5巻46話より。青山のカポエイラに手も足も出ない田西。

びっくりしましたね。カポエイラやってる人ってなかなかいないと思うんですけど。

──青山のそれらの要素をすべて演じることができて、さらに実力と人気も備えた俳優は斎藤さんだけでしょう。
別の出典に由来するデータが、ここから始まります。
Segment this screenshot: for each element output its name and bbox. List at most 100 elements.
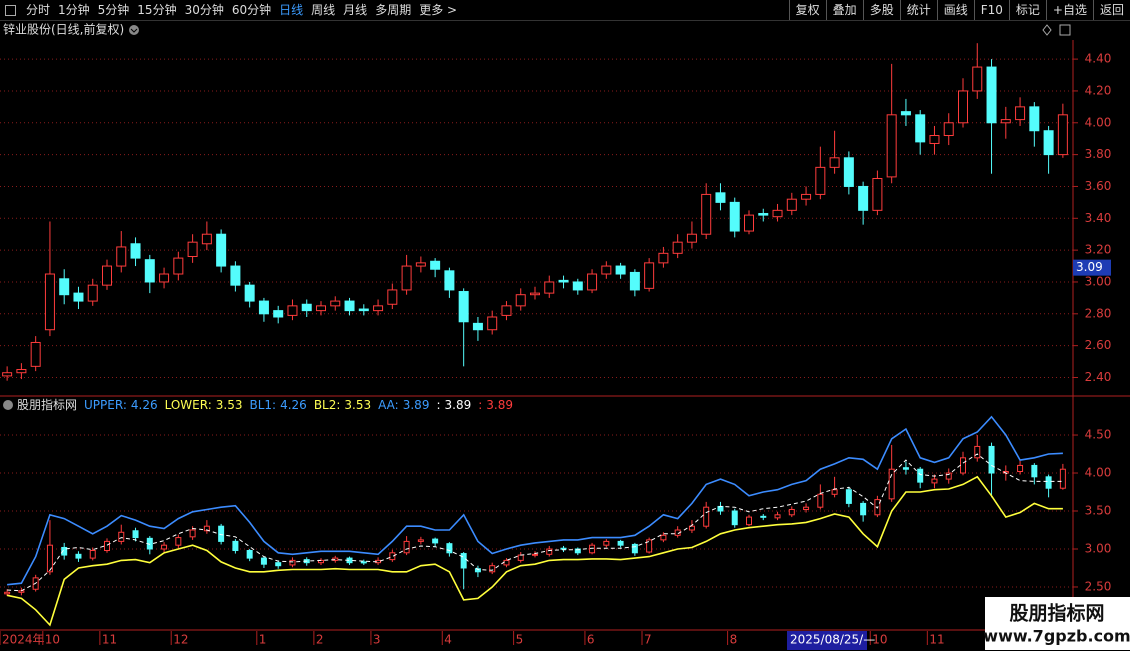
- toolbar-button[interactable]: 15分钟: [137, 3, 177, 17]
- mini-candle-body: [845, 489, 852, 504]
- mini-candle-body: [817, 493, 824, 508]
- mini-candle-body: [731, 510, 738, 526]
- legend-label: UPPER:: [84, 398, 127, 412]
- candle-body: [301, 303, 312, 312]
- x-tick-label: 7: [644, 633, 652, 647]
- window-icon[interactable]: [1059, 24, 1071, 36]
- mini-candle-body: [688, 525, 695, 531]
- toolbar-button[interactable]: 60分钟: [231, 3, 272, 17]
- mini-candle-body: [1017, 464, 1024, 472]
- candle-body: [401, 265, 412, 291]
- candle-body: [487, 316, 498, 331]
- candle-body: [515, 294, 526, 307]
- legend-value: 3.53: [216, 398, 243, 412]
- mini-candle-body: [360, 561, 367, 564]
- candle-body: [715, 192, 726, 203]
- mini-candle-body: [760, 515, 767, 518]
- candle-body: [258, 300, 269, 315]
- mini-candle-body: [1045, 476, 1052, 489]
- mini-candle-body: [403, 540, 410, 554]
- stock-title: 锌业股份(日线,前复权): [3, 22, 124, 37]
- toolbar-button[interactable]: 标记: [1008, 0, 1046, 20]
- candle-body: [373, 305, 384, 312]
- toolbar-button[interactable]: 画线: [936, 0, 974, 20]
- mini-candle-body: [831, 489, 838, 495]
- toolbar-button[interactable]: 统计: [899, 0, 937, 20]
- y-tick-label: 3.50: [1085, 504, 1112, 518]
- toolbar-button[interactable]: 月线: [343, 3, 368, 17]
- candle-body: [187, 241, 198, 258]
- mini-candle-body: [603, 540, 610, 546]
- mini-candle-body: [1059, 468, 1066, 489]
- mini-candle-body: [260, 557, 267, 565]
- toolbar-button[interactable]: 复权: [788, 0, 826, 20]
- toolbar-button[interactable]: 1分钟: [58, 3, 90, 17]
- candle-body: [1057, 114, 1068, 156]
- toolbar-button[interactable]: +自选: [1045, 0, 1093, 20]
- candle-body: [73, 292, 84, 302]
- indicator-menu-icon[interactable]: [3, 400, 13, 410]
- mini-candle-body: [175, 537, 182, 546]
- x-tick-label: 10: [45, 633, 60, 647]
- y-tick-label: 3.20: [1085, 243, 1112, 257]
- candle-body: [530, 292, 540, 296]
- watermark-title: 股朋指标网: [1009, 603, 1104, 625]
- toolbar-button[interactable]: 30分钟: [184, 3, 224, 17]
- candle-body: [1029, 106, 1040, 132]
- mini-candle-body: [631, 543, 638, 554]
- title-menu-icon[interactable]: [129, 25, 139, 35]
- candle-body: [558, 279, 569, 283]
- candle-body: [30, 341, 41, 367]
- candle-body: [430, 260, 441, 270]
- mini-candle-body: [960, 457, 966, 474]
- y-tick-label: 4.20: [1085, 83, 1112, 97]
- candle-body: [644, 262, 655, 289]
- y-tick-label: 4.50: [1085, 428, 1112, 442]
- mini-candle-body: [203, 525, 210, 532]
- legend-label: :: [478, 398, 482, 412]
- diamond-icon[interactable]: [1042, 24, 1052, 36]
- toolbar-button[interactable]: 返回: [1092, 0, 1130, 20]
- mini-candle-body: [89, 550, 96, 559]
- toolbar-button[interactable]: 5分钟: [97, 3, 130, 17]
- mini-candle-body: [289, 559, 296, 566]
- toolbar-button[interactable]: 多股: [862, 0, 900, 20]
- candle-body: [772, 209, 783, 218]
- toolbar-button[interactable]: 日线: [279, 3, 304, 17]
- mini-candle-body: [988, 445, 995, 474]
- toolbar-button[interactable]: 叠加: [825, 0, 863, 20]
- period-tabs: 分时 1分钟 5分钟 15分钟 30分钟 60分钟 日线 周线 月线 多周期 更多 >: [0, 0, 461, 20]
- mini-candle-body: [517, 554, 524, 561]
- candle-body: [658, 252, 669, 264]
- mini-candle-body: [902, 467, 909, 470]
- toolbar-button[interactable]: 周线: [311, 3, 336, 17]
- x-tick-label: 1: [259, 633, 267, 647]
- mini-candle-body: [104, 540, 110, 552]
- legend-value: 3.53: [344, 398, 371, 412]
- toolbar-button[interactable]: 多周期: [375, 3, 412, 17]
- mini-candle-body: [417, 539, 424, 542]
- mini-candle-body: [246, 550, 253, 559]
- menu-icon[interactable]: [5, 4, 16, 16]
- toolbar-button[interactable]: 更多 >: [419, 3, 458, 17]
- candle-body: [943, 122, 954, 137]
- candle-body: [886, 114, 897, 178]
- candle-body: [316, 305, 326, 312]
- candle-body: [230, 265, 241, 286]
- legend-label: AA:: [378, 398, 399, 412]
- x-tick-label: 8: [730, 633, 738, 647]
- toolbar-button[interactable]: 分时: [26, 3, 51, 17]
- x-tick-label: 4: [444, 633, 452, 647]
- x-tick-label: 10: [872, 633, 887, 647]
- candle-body: [900, 111, 911, 116]
- mini-candle-body: [917, 468, 924, 483]
- cursor-date: 2025/08/25/—: [790, 633, 875, 647]
- candle-body: [59, 278, 70, 296]
- mini-candle-body: [460, 553, 467, 569]
- candle-body: [330, 300, 341, 307]
- x-tick-label: 11: [929, 633, 944, 647]
- candle-body: [387, 289, 398, 305]
- toolbar-button[interactable]: F10: [973, 0, 1009, 20]
- mini-candle-body: [503, 559, 510, 566]
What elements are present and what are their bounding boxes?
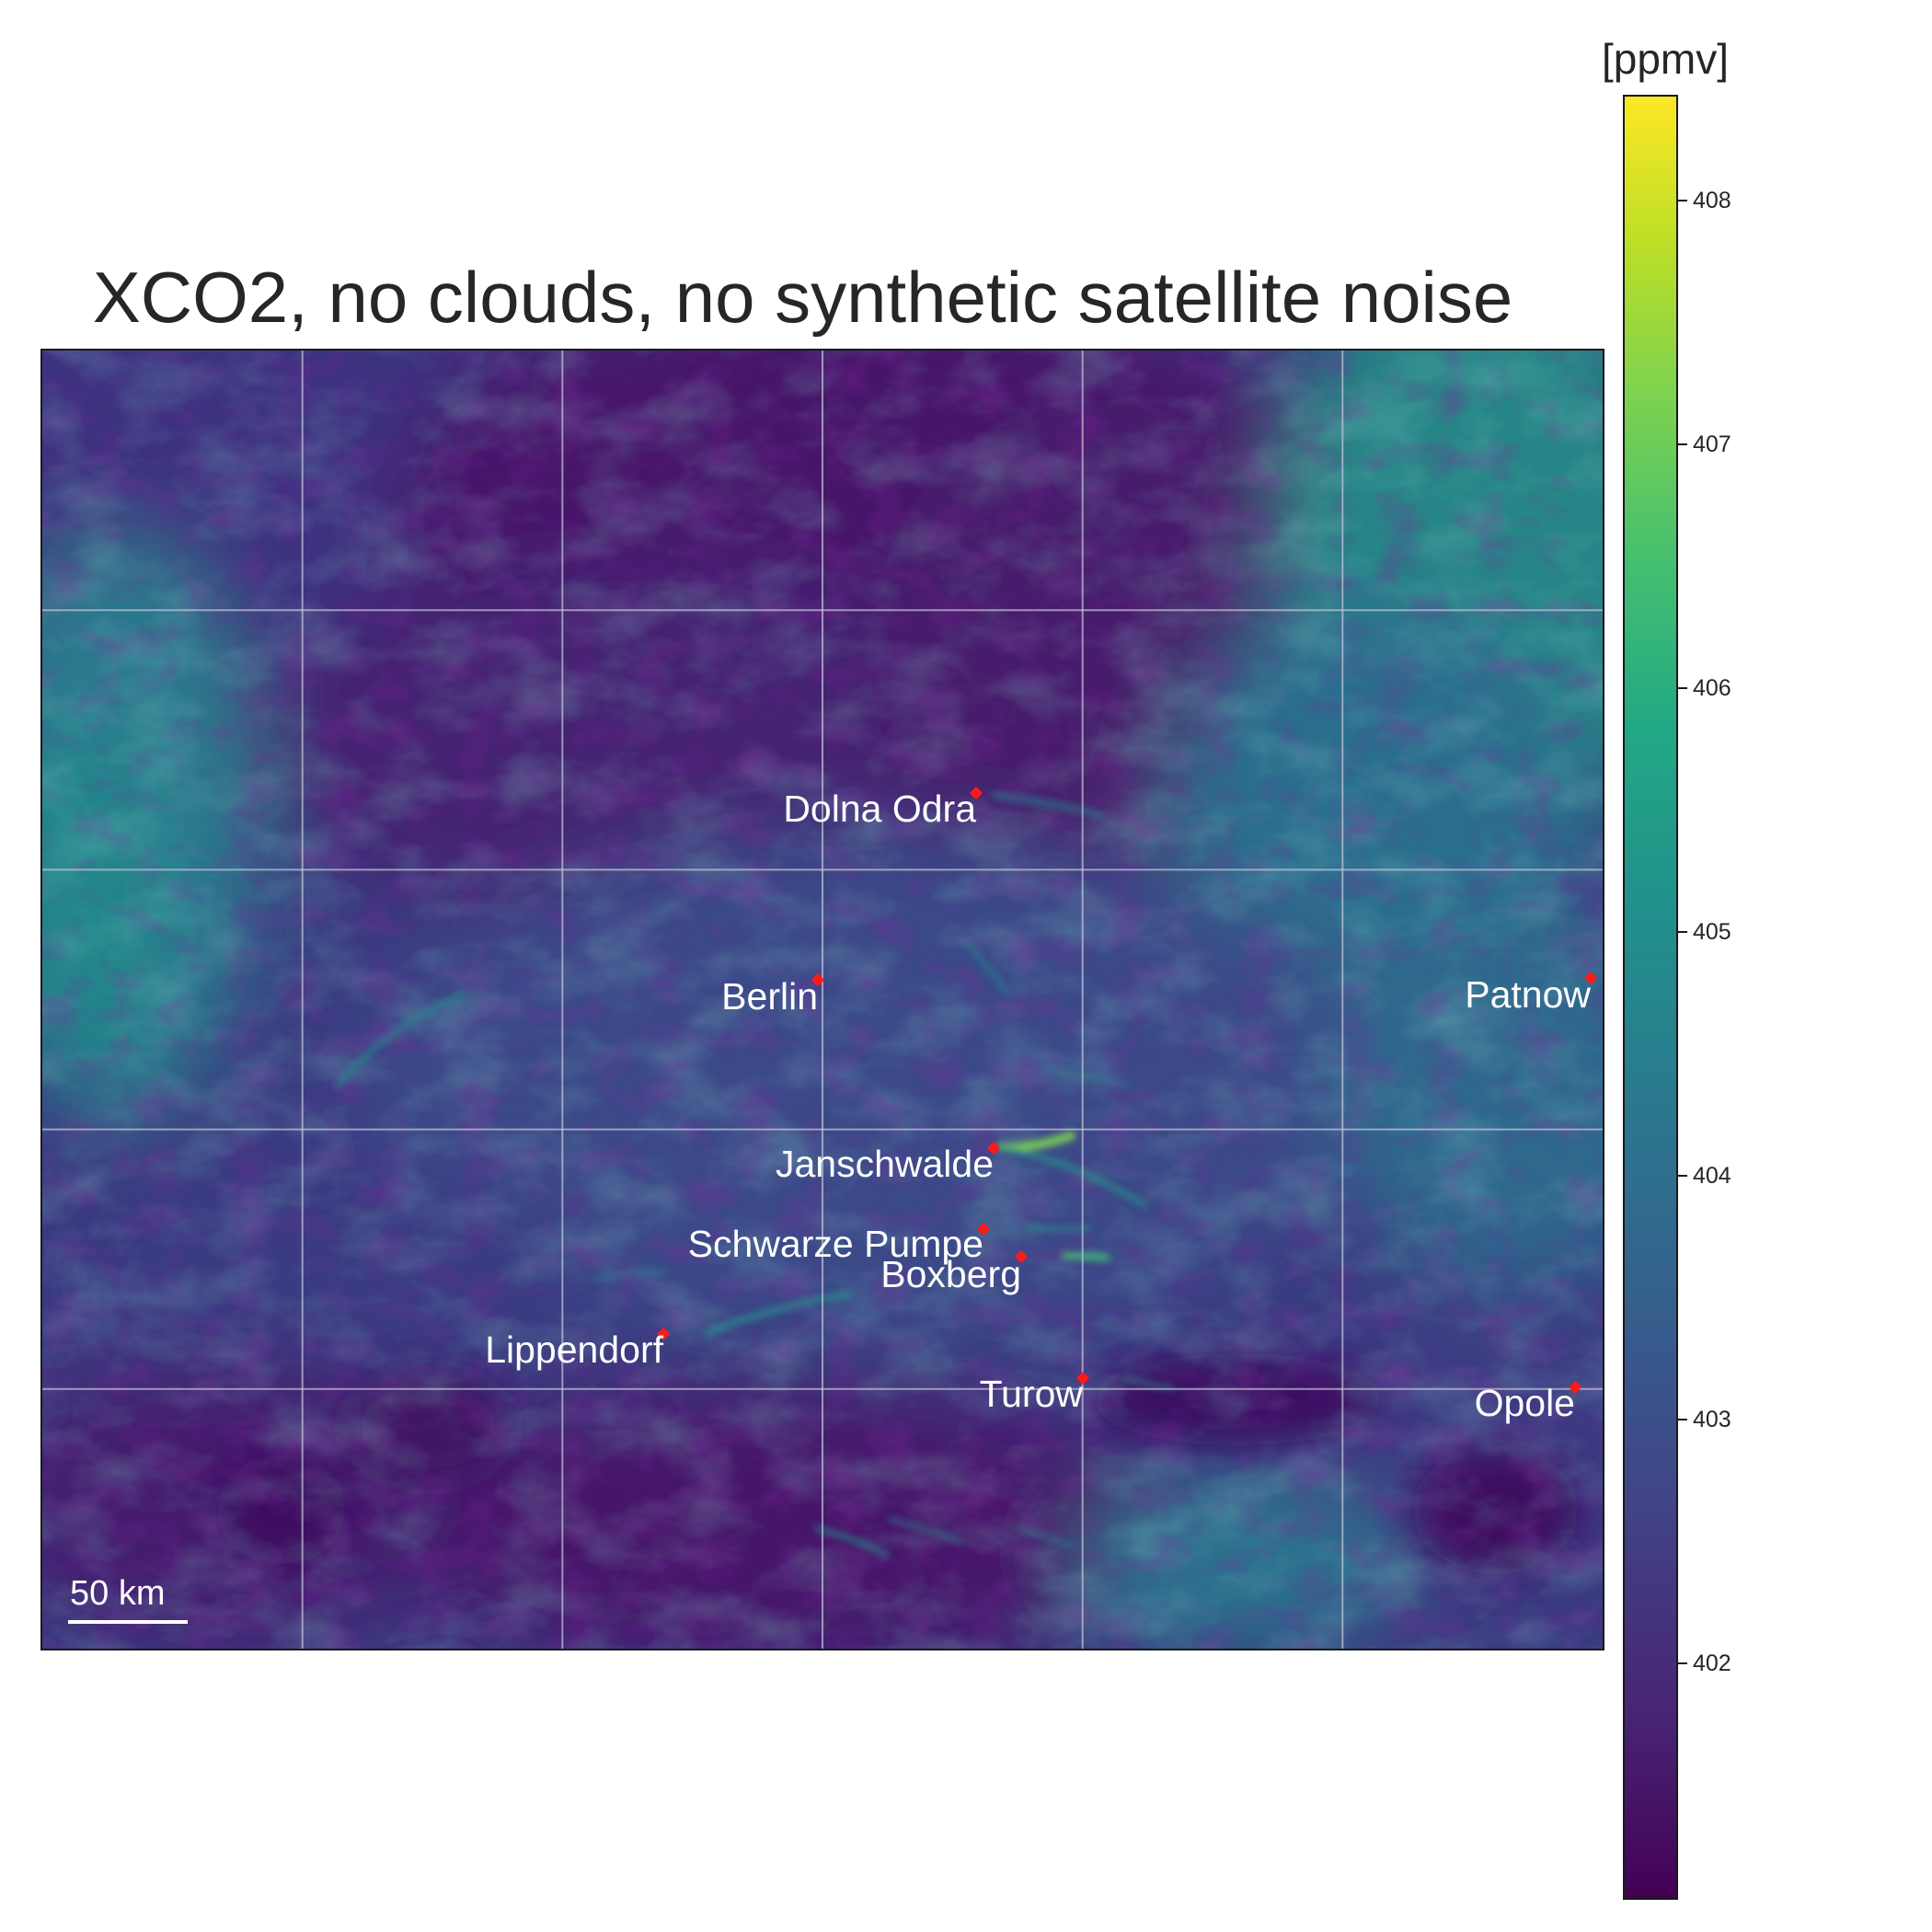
colorbar-tick-label: 404 (1693, 1163, 1731, 1189)
power-plant-label-berlin: Berlin (721, 975, 818, 1018)
scale-bar-label: 50 km (70, 1574, 166, 1613)
colorbar-tick-label: 407 (1693, 431, 1731, 457)
colorbar-tick-label: 408 (1693, 188, 1731, 213)
colorbar (1623, 95, 1678, 1900)
power-plant-label-opole: Opole (1474, 1382, 1575, 1424)
power-plant-label-boxberg: Boxberg (880, 1253, 1021, 1295)
power-plant-label-patnow: Patnow (1465, 973, 1591, 1016)
scale-bar (68, 1620, 188, 1624)
colorbar-tick-label: 403 (1693, 1407, 1731, 1432)
map-panel[interactable]: Dolna Odra Berlin Patnow Janschwalde Sch… (40, 349, 1604, 1650)
colorbar-tick-label: 406 (1693, 675, 1731, 701)
power-plant-label-dolna-odra: Dolna Odra (783, 788, 976, 830)
power-plant-label-schwarze-pumpe: Schwarze Pumpe (687, 1223, 983, 1265)
colorbar-tick-label: 405 (1693, 919, 1731, 945)
power-plant-label-turow: Turow (979, 1373, 1083, 1415)
colorbar-unit-label: [ppmv] (1601, 35, 1730, 83)
power-plant-label-janschwalde: Janschwalde (775, 1143, 994, 1185)
xco2-field-image (42, 351, 1603, 1649)
colorbar-tick-label: 402 (1693, 1650, 1731, 1676)
colorbar-ticks: 402 403 404 405 406 407 408 (1678, 95, 1788, 1900)
emission-plumes (334, 792, 1582, 1558)
power-plant-label-lippendorf: Lippendorf (485, 1328, 663, 1371)
page-title: XCO2, no clouds, no synthetic satellite … (92, 257, 1513, 338)
map-gridlines (42, 351, 1603, 1649)
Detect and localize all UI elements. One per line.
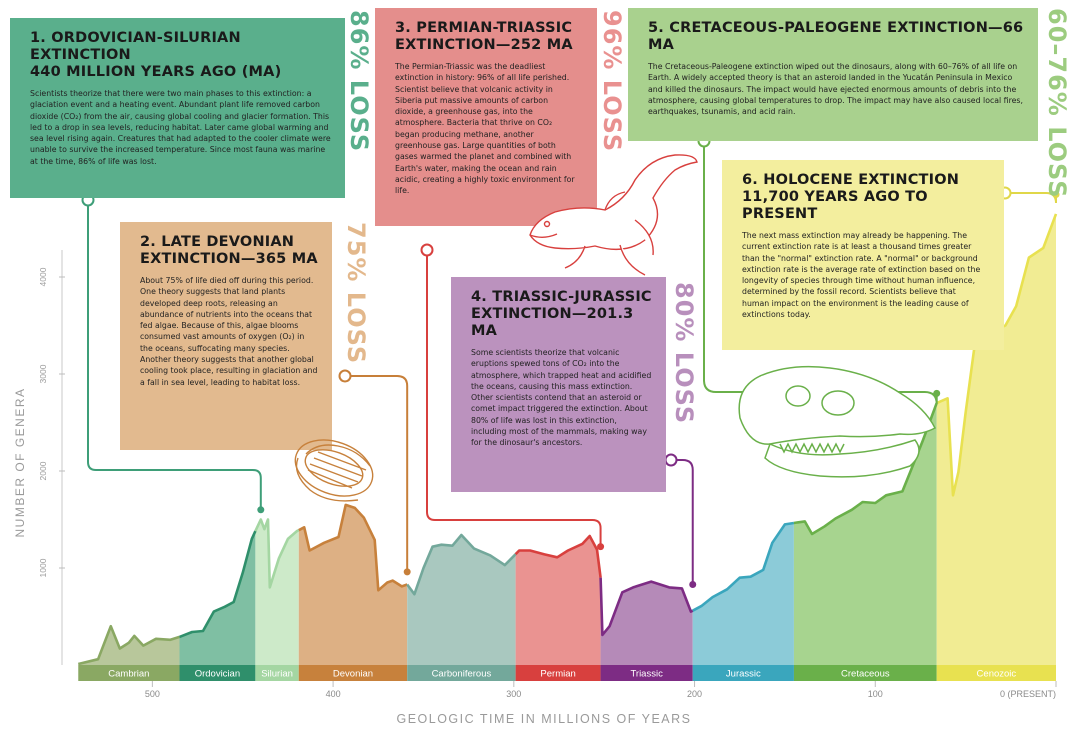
connector-line-2 [345,375,409,572]
period-label-ordovician: Ordovician [195,669,240,680]
period-label-jurassic: Jurassic [726,669,761,680]
event-2-text: About 75% of life died off during this p… [140,276,318,387]
period-label-silurian: Silurian [261,669,293,680]
period-band-permian [515,665,601,681]
event-4-title: 4. TRIASSIC-JURASSIC EXTINCTION—201.3 MA [471,289,652,339]
period-band-cenozoic [936,665,1056,681]
connector-start-dot-4 [664,453,678,467]
x-tick-label: 0 (PRESENT) [1000,689,1056,699]
x-axis-title: GEOLOGIC TIME IN MILLIONS OF YEARS [396,712,691,726]
y-tick-label: 3000 [38,364,48,383]
area-cambrian [78,626,180,665]
period-label-carboniferous: Carboniferous [432,669,492,680]
event-5-text: The Cretaceous-Paleogene extinction wipe… [648,62,1023,117]
period-band-triassic [600,665,693,681]
period-band-cretaceous [793,665,937,681]
period-band-ordovician [179,665,256,681]
line-silurian [254,518,300,589]
period-band-cambrian [78,665,180,681]
event-4-text: Some scientists theorize that volcanic e… [471,348,652,448]
y-axis-title: NUMBER OF GENERA [13,387,27,537]
area-devonian [298,504,408,665]
event-5-loss: 60–76% LOSS [1043,8,1071,199]
event-6-title: 6. HOLOCENE EXTINCTION 11,700 YEARS AGO T… [742,172,960,222]
area-triassic [600,577,693,665]
area-silurian [255,519,299,665]
event-3-loss: 96% LOSS [598,10,626,153]
x-tick-label: 200 [687,689,702,699]
event-3-title: 3. PERMIAN-TRIASSIC EXTINCTION—252 MA [395,20,573,53]
area-ordovician [179,531,256,665]
period-label-cambrian: Cambrian [108,669,149,680]
line-triassic [599,577,694,637]
x-tick-label: 500 [145,689,160,699]
connector-line-1 [87,200,262,510]
period-band-silurian [255,665,299,681]
event-1-loss: 86% LOSS [345,10,373,153]
connector-start-dot-2 [338,369,352,383]
connector-end-dot-3 [597,543,605,551]
period-band-jurassic [692,665,794,681]
period-label-triassic: Triassic [630,669,663,680]
period-label-cretaceous: Cretaceous [841,669,890,680]
event-box-2: 2. LATE DEVONIAN EXTINCTION—365 MA About … [120,222,332,450]
event-1-text: Scientists theorize that there were two … [30,89,331,166]
period-label-devonian: Devonian [333,669,373,680]
connector-end-dot-6 [1052,191,1060,199]
line-carboniferous [406,533,517,596]
y-tick-label: 4000 [38,267,48,286]
connector-end-dot-4 [689,580,697,588]
event-2-title: 2. LATE DEVONIAN EXTINCTION—365 MA [140,234,318,267]
period-label-permian: Permian [540,669,575,680]
event-box-3: 3. PERMIAN-TRIASSIC EXTINCTION—252 MA The… [375,8,597,226]
line-permian [514,534,602,578]
event-6-text: The next mass extinction may already be … [742,231,981,320]
event-box-6: 6. HOLOCENE EXTINCTION 11,700 YEARS AGO T… [722,160,1004,350]
event-box-1: 1. ORDOVICIAN-SILURIAN EXTINCTION 440 MIL… [10,18,345,198]
period-band-carboniferous [407,665,516,681]
event-2-loss: 75% LOSS [342,222,370,365]
y-tick-label: 2000 [38,461,48,480]
event-1-title: 1. ORDOVICIAN-SILURIAN EXTINCTION 440 MIL… [30,30,282,80]
connector-start-dot-3 [420,243,434,257]
connector-line-3 [426,250,602,547]
connector-end-dot-1 [257,506,265,514]
y-tick-label: 1000 [38,558,48,577]
connector-line-4 [671,459,694,585]
period-label-cenozoic: Cenozoic [977,669,1017,680]
x-tick-label: 400 [326,689,341,699]
connector-end-dot-5 [933,389,941,397]
line-devonian [298,503,408,592]
event-3-text: The Permian-Triassic was the deadliest e… [395,62,575,196]
area-cretaceous [793,403,937,665]
event-box-4: 4. TRIASSIC-JURASSIC EXTINCTION—201.3 MA … [451,277,666,492]
area-carboniferous [407,535,516,665]
line-jurassic [692,521,795,612]
x-tick-label: 100 [868,689,883,699]
x-tick-label: 300 [506,689,521,699]
line-ordovician [179,530,257,639]
area-cenozoic [936,213,1056,665]
line-cambrian [77,624,180,666]
event-5-title: 5. CRETACEOUS-PALEOGENE EXTINCTION—66 MA [648,20,1024,53]
period-band-devonian [298,665,408,681]
event-box-5: 5. CRETACEOUS-PALEOGENE EXTINCTION—66 MA… [628,8,1038,141]
connector-end-dot-2 [403,568,411,576]
event-4-loss: 80% LOSS [670,282,698,425]
area-permian [515,536,601,665]
area-jurassic [692,523,794,665]
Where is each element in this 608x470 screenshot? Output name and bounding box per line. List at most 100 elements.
おかげで映像的に、すごく格好いいものに出来上がっています。青山が砂場でカポエイラを使うシーンがあるのですが、動きとしては結構難しいはずなんですけど、見事に演じてくれていました。

──田西が思いを寄せる女性2人はいかがでしたか。

ちはるの配役は意外でしたね。CMなどで見る、はつらつとしたアッキーナのイメージしかなかったので。でもドラマでは、小悪魔的なちはるの怖さを上手く演じてらして、見入りました。平さんに関しては、まずビジュアルがマッチしていましたね。ただ花のキャラクターは僕が描いた原作では、ちはると比べると作りこみが甘かった部分があったので、どう表現してくれるのか楽しみながら拝見していました。

「ボーイズ・オン・ザ・ラン」DVD / Blu-ray 2012年12月19日発売 / ポニーキャニオン

あらすじ

弱小玩具メーカーに勤める、27年間、一度もカノジョと付き合ったことがないダメ男・田西敏行(たにし・としゆき)。
仕事も恋も何ひとつうまくいかないダメ男が、あこがれの後輩・ちはるに恋をし、その思いを成就させようと奮闘する。“草食系男子”といった恋愛に対してネガティブな男子が増える昨今、そことは一線を画す、恋愛にまっしぐらな“ゴリゴリ男子”が、世間のダメ男たちに贈る、リアル青春ラブコメディ。

花沢健吾(はなざわけんご)

花沢健吾

1974年青森県生まれ。アシスタントを経て、2004年に週刊ビッグコミックスピリッツ(小学館)にて連載された「ルサンチマン」でデビュー。2005年から2008年にかけて同誌で連載していた、妄想ばかりのダメ男に訪れた恋を描いた「ボーイズ・オン・ザ・ラン」は、素人童貞の男性を主人公としていることから、非モテ男性ファンからの熱い支持を獲得。2010年に映画化、2012年にTVドラマ化された。現在は週刊ビッグコミックスピリッツで「アイアムアヒーロー」連載中。